对于可见-红外人员重新识别(VI-ReID)任务,一个主要挑战是显著的跨模态不一致性。现有的方法很难进行模态无关信息挖掘。他们通常仅关注空间或通道等单一维度,并忽略了提取特定模态多维度信息。要完全挖掘跨模态信息,我们引入了宽范围信息挖掘网络(WRIM-Net),它主要由多维度交互信息挖掘(MIIM)模块和基于辅助信息的目标差异学习(AICL)方法组成。通过引入全局区域交互(GRI),MIIM通过内维度交互全面挖掘非局部空间和通道信息。此外,由于低计算复杂度设计,单独的MIIM可以被放置在浅层,使网络更好地挖掘特定模态多维度信息。AICL通过引入新颖的跨模态键实例对比(CMKIC)损失有效地引导网络提取模态无关信息。我们在既定的知名SYSU-MM01和RegDB数据集以及最新的大型跨模态LLVM数据集上进行了广泛的实验。结果表明,WRIM-Net优越地超越了最先进的方法。

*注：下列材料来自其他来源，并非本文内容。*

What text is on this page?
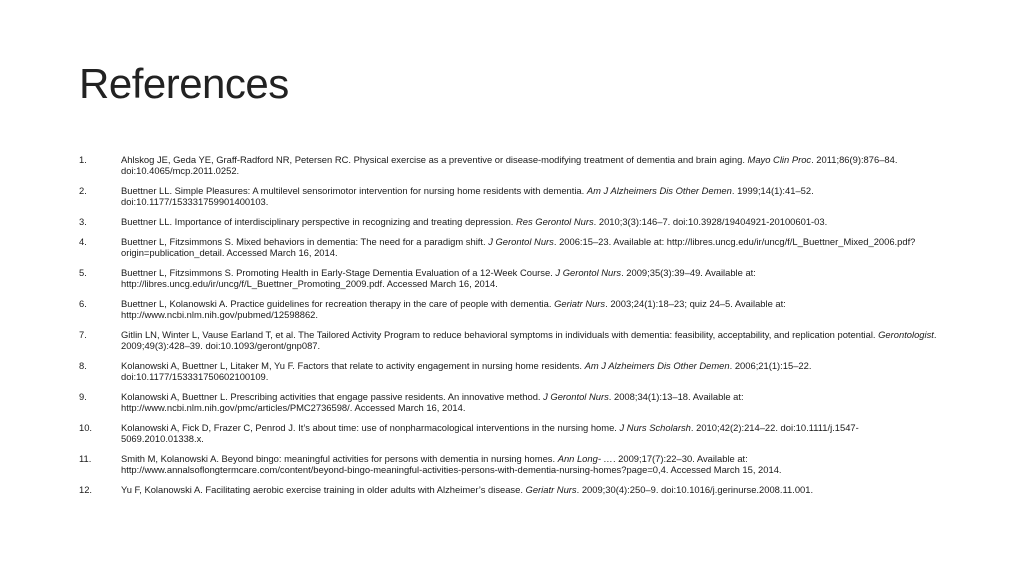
References
1.	Ahlskog JE, Geda YE, Graff-Radford NR, Petersen RC. Physical exercise as a preventive or disease-modifying treatment of dementia and brain aging. Mayo Clin Proc. 2011;86(9):876–84. doi:10.4065/mcp.2011.0252.
2.	Buettner LL. Simple Pleasures: A multilevel sensorimotor intervention for nursing home residents with dementia. Am J Alzheimers Dis Other Demen. 1999;14(1):41–52. doi:10.1177/153331759901400103.
3.	Buettner LL. Importance of interdisciplinary perspective in recognizing and treating depression. Res Gerontol Nurs. 2010;3(3):146–7. doi:10.3928/19404921-20100601-03.
4.	Buettner L, Fitzsimmons S. Mixed behaviors in dementia: The need for a paradigm shift. J Gerontol Nurs. 2006:15–23. Available at: http://libres.uncg.edu/ir/uncg/f/L_Buettner_Mixed_2006.pdf?origin=publication_detail. Accessed March 16, 2014.
5.	Buettner L, Fitzsimmons S. Promoting Health in Early-Stage Dementia Evaluation of a 12-Week Course. J Gerontol Nurs. 2009;35(3):39–49. Available at: http://libres.uncg.edu/ir/uncg/f/L_Buettner_Promoting_2009.pdf. Accessed March 16, 2014.
6.	Buettner L, Kolanowski A. Practice guidelines for recreation therapy in the care of people with dementia. Geriatr Nurs. 2003;24(1):18–23; quiz 24–5. Available at: http://www.ncbi.nlm.nih.gov/pubmed/12598862.
7.	Gitlin LN, Winter L, Vause Earland T, et al. The Tailored Activity Program to reduce behavioral symptoms in individuals with dementia: feasibility, acceptability, and replication potential. Gerontologist. 2009;49(3):428–39. doi:10.1093/geront/gnp087.
8.	Kolanowski A, Buettner L, Litaker M, Yu F. Factors that relate to activity engagement in nursing home residents. Am J Alzheimers Dis Other Demen. 2006;21(1):15–22. doi:10.1177/153331750602100109.
9.	Kolanowski A, Buettner L. Prescribing activities that engage passive residents. An innovative method. J Gerontol Nurs. 2008;34(1):13–18. Available at: http://www.ncbi.nlm.nih.gov/pmc/articles/PMC2736598/. Accessed March 16, 2014.
10.	Kolanowski A, Fick D, Frazer C, Penrod J. It’s about time: use of nonpharmacological interventions in the nursing home. J Nurs Scholarsh. 2010;42(2):214–22. doi:10.1111/j.1547-5069.2010.01338.x.
11.	Smith M, Kolanowski A. Beyond bingo: meaningful activities for persons with dementia in nursing homes. Ann Long- …. 2009;17(7):22–30. Available at: http://www.annalsoflongtermcare.com/content/beyond-bingo-meaningful-activities-persons-with-dementia-nursing-homes?page=0,4. Accessed March 15, 2014.
12.	Yu F, Kolanowski A. Facilitating aerobic exercise training in older adults with Alzheimer’s disease. Geriatr Nurs. 2009;30(4):250–9. doi:10.1016/j.gerinurse.2008.11.001.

https://arxiv.org/abs/2408.10624
Unsupervised person re-identification (Re-ID) aims to learn a feature network with cross-camera retrieval capability in unlabelled datasets. Although the pseudo-label based methods have achieved great progress in Re-ID, their performance in the complex scenario still needs to sharpen up. In order to reduce potential misguidance, including feature bias, noise pseudo-labels and invalid hard samples, accumulated during the learning process, in this pa per, a confidence-guided clustering and contrastive learning (3C) framework is proposed for unsupervised person Re-ID. This 3C framework presents three confidence degrees. i) In the clustering stage, the confidence of the discrepancy between samples and clusters is proposed to implement a harmonic discrepancy clustering algorithm (HDC). ii) In the forward-propagation training stage, the confidence of the camera diversity of a cluster is evaluated via a novel camera information entropy (CIE). Then, the clusters with high CIE values will play leading roles in training the model. iii) In the back-propagation training stage, the confidence of the hard sample in each cluster is designed and further used in a confidence integrated harmonic discrepancy (CHD), to select the informative sample for updating the memory in contrastive learning. Extensive experiments on three popular Re-ID benchmarks demonstrate the superiority of the proposed framework. Particularly, the 3C framework achieves state-of-the-art results: 86.7%/94.7%, 45.3%/73.1% and 47.1%/90.6% in terms of mAP/Rank-1 accuracy on Market-1501, the com plex datasets MSMT17 and VeRi-776, respectively. Code is available at this https URL.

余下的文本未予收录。